9 de maio de 2020

A guerra das linguagens

A cultura. Defender a cultura. Multiplicam-se discursos, reivindicações, abaixo-assinados — é preciso defender a cultura. De tal modo que se torna delicado, potencialmente equívoco, lembrar a necessidade, porventura a urgência, de questionar a própria formulação dessa "defesa da cultura". Porquê? Porque não se trata de levantar dúvidas sobre a seriedade dos que a subscrevem. Trata-se, isso sim, de perguntar como é possível nomear esse objecto mágico a que se dá o nome de cultura como se a sua paisagem se reduzisse à maior ou menor disponibilidade de recursos financeiros (cuja importância não está em causa) para concretizar determinadas actividades, específicas de cada área? Trata-se, em particular, de retomar o voto de Rossellini, formulado há meio século, reconhecendo que não é possível elaborar qualquer ideia cultural — entenda-se: culturalmente operante — se não tivermos em consideração a existência e os muitos poderes inerentes ao espaço televisivo (e, agora, já em tempos pós-rossellinianos, aos circuitos virtuais de imagens e sons). Nada disto envolve qualquer demonização desse espaço televisivo, suficientemente diverso e contrastado, recheado de diferenças e profundas contradições para que dele possamos fazer qualquer descrição unívoca. Acontece que, no cruzamento mais tradicional do "artístico" e do "político", persiste a noção mecânica e voluntarista, nem sequer consistentemente estatal, de que "basta" criar condições materiais para que os objectos culturais se possam fazer. A cultura fica assim reduzida a uma espécie de coutada ideal e idealista em cujos terrenos protegidos só se pode cumprir a vocação artística dos humanos que somos — um pouco como se se quisesse problematizar as tragédias geradas pela poluição do planeta deixando de lado os automóveis porque, além da sua inequívoca e universal utilidade, muitos deles são de uma esplendorosa beleza.

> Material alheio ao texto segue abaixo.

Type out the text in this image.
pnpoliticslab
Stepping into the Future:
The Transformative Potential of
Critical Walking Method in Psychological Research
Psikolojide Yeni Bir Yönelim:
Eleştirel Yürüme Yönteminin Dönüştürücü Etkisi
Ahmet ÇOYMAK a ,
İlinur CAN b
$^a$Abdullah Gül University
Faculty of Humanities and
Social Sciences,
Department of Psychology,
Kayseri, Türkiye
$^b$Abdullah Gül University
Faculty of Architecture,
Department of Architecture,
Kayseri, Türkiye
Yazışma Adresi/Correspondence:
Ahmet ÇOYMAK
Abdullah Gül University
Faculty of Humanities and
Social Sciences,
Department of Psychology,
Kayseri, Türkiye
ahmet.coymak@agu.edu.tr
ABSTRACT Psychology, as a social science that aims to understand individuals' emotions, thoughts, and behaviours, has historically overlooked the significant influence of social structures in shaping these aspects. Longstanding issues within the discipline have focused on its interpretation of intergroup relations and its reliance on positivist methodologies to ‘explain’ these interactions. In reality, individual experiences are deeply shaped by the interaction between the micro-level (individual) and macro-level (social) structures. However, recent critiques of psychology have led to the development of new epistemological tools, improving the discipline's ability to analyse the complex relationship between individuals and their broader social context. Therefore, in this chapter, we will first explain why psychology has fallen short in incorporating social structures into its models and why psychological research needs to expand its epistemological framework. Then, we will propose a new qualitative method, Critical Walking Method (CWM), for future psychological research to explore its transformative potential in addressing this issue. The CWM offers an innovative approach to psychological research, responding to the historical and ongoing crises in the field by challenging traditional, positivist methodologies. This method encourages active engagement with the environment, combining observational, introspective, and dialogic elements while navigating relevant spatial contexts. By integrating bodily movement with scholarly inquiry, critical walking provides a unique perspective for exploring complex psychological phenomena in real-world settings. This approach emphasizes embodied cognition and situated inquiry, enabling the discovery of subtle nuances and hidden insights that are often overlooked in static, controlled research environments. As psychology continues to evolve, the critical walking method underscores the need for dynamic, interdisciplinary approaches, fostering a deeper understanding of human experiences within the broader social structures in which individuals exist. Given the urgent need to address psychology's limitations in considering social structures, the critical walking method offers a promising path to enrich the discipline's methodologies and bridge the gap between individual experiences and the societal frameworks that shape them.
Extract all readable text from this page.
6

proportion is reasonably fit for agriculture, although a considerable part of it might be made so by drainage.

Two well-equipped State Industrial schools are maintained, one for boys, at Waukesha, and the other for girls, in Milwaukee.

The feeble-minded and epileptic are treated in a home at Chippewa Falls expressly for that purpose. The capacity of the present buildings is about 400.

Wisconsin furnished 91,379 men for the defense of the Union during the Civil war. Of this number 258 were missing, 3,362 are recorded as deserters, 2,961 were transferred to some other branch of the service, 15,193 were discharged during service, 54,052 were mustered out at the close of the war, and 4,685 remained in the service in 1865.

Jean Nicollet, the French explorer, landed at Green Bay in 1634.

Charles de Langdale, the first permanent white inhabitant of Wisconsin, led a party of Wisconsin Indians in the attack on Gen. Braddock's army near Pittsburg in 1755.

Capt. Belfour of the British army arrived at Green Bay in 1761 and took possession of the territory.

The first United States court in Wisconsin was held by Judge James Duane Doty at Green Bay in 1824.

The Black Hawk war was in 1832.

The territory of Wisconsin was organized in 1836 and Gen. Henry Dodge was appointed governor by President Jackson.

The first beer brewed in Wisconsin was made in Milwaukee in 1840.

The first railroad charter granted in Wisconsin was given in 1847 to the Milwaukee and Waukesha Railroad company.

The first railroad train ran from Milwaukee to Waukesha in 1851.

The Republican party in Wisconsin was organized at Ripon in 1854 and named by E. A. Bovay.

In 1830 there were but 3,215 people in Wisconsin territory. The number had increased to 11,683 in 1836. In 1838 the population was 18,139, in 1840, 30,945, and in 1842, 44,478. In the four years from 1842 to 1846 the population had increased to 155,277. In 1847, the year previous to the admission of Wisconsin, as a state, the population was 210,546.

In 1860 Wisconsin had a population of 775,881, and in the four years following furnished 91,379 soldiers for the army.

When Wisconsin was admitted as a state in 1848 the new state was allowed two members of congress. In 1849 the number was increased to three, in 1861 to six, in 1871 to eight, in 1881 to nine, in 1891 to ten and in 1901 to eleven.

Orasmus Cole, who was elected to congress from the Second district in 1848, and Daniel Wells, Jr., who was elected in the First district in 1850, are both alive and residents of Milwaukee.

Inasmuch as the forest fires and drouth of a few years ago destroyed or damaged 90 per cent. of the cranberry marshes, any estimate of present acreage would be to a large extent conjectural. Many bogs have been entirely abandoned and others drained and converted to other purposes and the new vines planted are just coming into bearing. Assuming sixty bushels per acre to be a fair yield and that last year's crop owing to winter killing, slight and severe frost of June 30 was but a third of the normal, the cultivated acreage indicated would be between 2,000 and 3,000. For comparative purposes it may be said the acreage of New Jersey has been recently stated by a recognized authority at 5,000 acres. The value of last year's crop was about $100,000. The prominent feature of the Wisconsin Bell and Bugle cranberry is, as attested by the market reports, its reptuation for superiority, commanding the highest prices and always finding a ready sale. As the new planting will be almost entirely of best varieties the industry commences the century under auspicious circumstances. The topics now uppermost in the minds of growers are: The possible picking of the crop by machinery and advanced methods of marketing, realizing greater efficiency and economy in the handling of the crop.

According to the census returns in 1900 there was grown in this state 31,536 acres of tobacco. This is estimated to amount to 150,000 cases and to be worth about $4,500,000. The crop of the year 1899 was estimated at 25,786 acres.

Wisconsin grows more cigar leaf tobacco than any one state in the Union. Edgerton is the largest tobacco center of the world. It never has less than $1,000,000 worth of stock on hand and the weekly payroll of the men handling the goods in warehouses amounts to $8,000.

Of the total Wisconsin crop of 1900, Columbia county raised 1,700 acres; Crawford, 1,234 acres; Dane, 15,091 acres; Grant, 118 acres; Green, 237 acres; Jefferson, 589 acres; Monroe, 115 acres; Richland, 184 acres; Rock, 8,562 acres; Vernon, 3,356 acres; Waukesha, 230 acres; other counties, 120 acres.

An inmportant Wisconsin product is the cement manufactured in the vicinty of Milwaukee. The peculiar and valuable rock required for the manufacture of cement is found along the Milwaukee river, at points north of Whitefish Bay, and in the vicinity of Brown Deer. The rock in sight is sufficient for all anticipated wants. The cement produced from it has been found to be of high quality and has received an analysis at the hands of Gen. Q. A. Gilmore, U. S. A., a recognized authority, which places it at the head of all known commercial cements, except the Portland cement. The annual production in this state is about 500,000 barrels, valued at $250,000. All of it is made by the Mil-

Em boa verdade, o simples reconhecimento de que a cultura é uma realidade clivada, não unificada, muito menos unívoca, talvez nos possa ajudar a enriquecer o pensamento. Por um lado, importa nunca abdicar do princípio humanista que garante a cada um o seu trabalho e a sua dignidade; por outro lado, importa também não ceder a um ecumenismo hipócrita que nos obrigue a considerar que o humanismo, qual programa profilático, funciona como apagador das clivagens culturais.


Muitos protestos ditos culturais não conseguem formular-se através de outra linguagem que não seja, no fundo, a linguagem de raiz capitalista que, ironicamente, é contestada pela esmagadora maioria deles. A saber: "invista-se" para que haja "produção". Como se fosse possível ignorar que não há linguagem culturalmente unificadora, desde logo no plano financeiro. Como nos lembrou Barthes (contemporâneo de Rossellini, helás!), a vida cultural define-se a partir de uma incessante, talvez interminável, guerra das linguagens. Com muito ou pouco dinheiro, o cultural está sempre dividido sobre si próprio. No limite, importa instaurar uma nova geometria de conjuntos — não há cultura, mas culturas.